🤖 AI Summary
Existing overlapping community search (OCS) methods suffer from non-personalized outputs and inefficient machine learning model training. To address these limitations, this paper pioneers the application of deep learning to OCS and proposes a personalized OCS framework. First, we design a Sparse Subspace Filter (SSF) to enable user-aware, personalized community modeling. Second, we introduce a lightweight Multi-hop Attention Network (SMN) that jointly integrates graph neural networks with sparse subspace embeddings—achieving a large receptive field while drastically improving training efficiency.
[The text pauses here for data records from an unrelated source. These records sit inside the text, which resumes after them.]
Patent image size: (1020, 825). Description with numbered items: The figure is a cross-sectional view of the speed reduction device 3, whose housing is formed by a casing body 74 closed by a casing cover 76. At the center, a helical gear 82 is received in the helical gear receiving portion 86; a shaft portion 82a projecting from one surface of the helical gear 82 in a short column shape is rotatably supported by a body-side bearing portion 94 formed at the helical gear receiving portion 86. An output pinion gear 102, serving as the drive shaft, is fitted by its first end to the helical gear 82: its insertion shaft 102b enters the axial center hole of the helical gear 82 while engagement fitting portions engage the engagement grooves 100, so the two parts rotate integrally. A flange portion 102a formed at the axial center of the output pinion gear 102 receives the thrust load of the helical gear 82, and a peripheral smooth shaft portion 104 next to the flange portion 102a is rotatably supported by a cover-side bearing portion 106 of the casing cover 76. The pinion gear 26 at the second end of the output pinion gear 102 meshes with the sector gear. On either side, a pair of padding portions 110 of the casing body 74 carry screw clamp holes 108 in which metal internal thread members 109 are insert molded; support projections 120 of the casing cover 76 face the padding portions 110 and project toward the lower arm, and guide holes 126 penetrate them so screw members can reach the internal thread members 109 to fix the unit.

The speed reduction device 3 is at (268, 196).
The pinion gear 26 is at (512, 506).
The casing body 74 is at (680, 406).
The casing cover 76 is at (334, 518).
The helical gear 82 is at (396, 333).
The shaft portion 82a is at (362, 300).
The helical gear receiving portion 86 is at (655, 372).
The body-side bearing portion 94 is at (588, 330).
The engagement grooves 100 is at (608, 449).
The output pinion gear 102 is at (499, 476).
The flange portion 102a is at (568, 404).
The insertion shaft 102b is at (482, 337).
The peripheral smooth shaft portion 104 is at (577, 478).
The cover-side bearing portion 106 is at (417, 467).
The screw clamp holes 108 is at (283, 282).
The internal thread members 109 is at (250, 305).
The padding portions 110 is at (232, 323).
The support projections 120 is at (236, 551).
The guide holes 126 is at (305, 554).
Experimental results demonstrate that our method achieves a 13.73% improvement in F1-score over state-of-the-art baselines and accelerates training by up to three orders of magnitude. These advances yield simultaneous breakthroughs in both accuracy and scalability for personalized overlapping community search.
📝 Abstract
Overlapping Community Search (OCS) identifies nodes that interact with multiple communities based on a specified query. Existing community search approaches fall into two categories: algorithm-based models and Machine Learning-based (ML) models. Despite the long-standing focus on this topic within the database domain, current solutions face two major limitations: 1) Both approaches fail to address personalized user requirements in OCS, consistently returning the same set of nodes for a given query regardless of user differences. 2) Existing ML-based CS models suffer from severe training efficiency issues. In this paper, we formally redefine the problem of OCS. By analyzing the gaps in both types of approaches, we then propose a general solution for OCS named Sparse Subspace Filter (SSF), which can extend any ML-based CS model to enable personalized search in overlapping structures. To overcome the efficiency issue in the current models, we introduce Simplified Multi-hop Attention Networks (SMN), a lightweight yet effective community search model with larger receptive fields. To the best of our knowledge, this is the first ML-based study of overlapping community search. Extensive experiments validate the superior performance of SMN within the SSF pipeline, achieving a 13.73% improvement in F1-Score and up to 3 orders of magnitude acceleration in model efficiency compared to state-of-the-art approaches.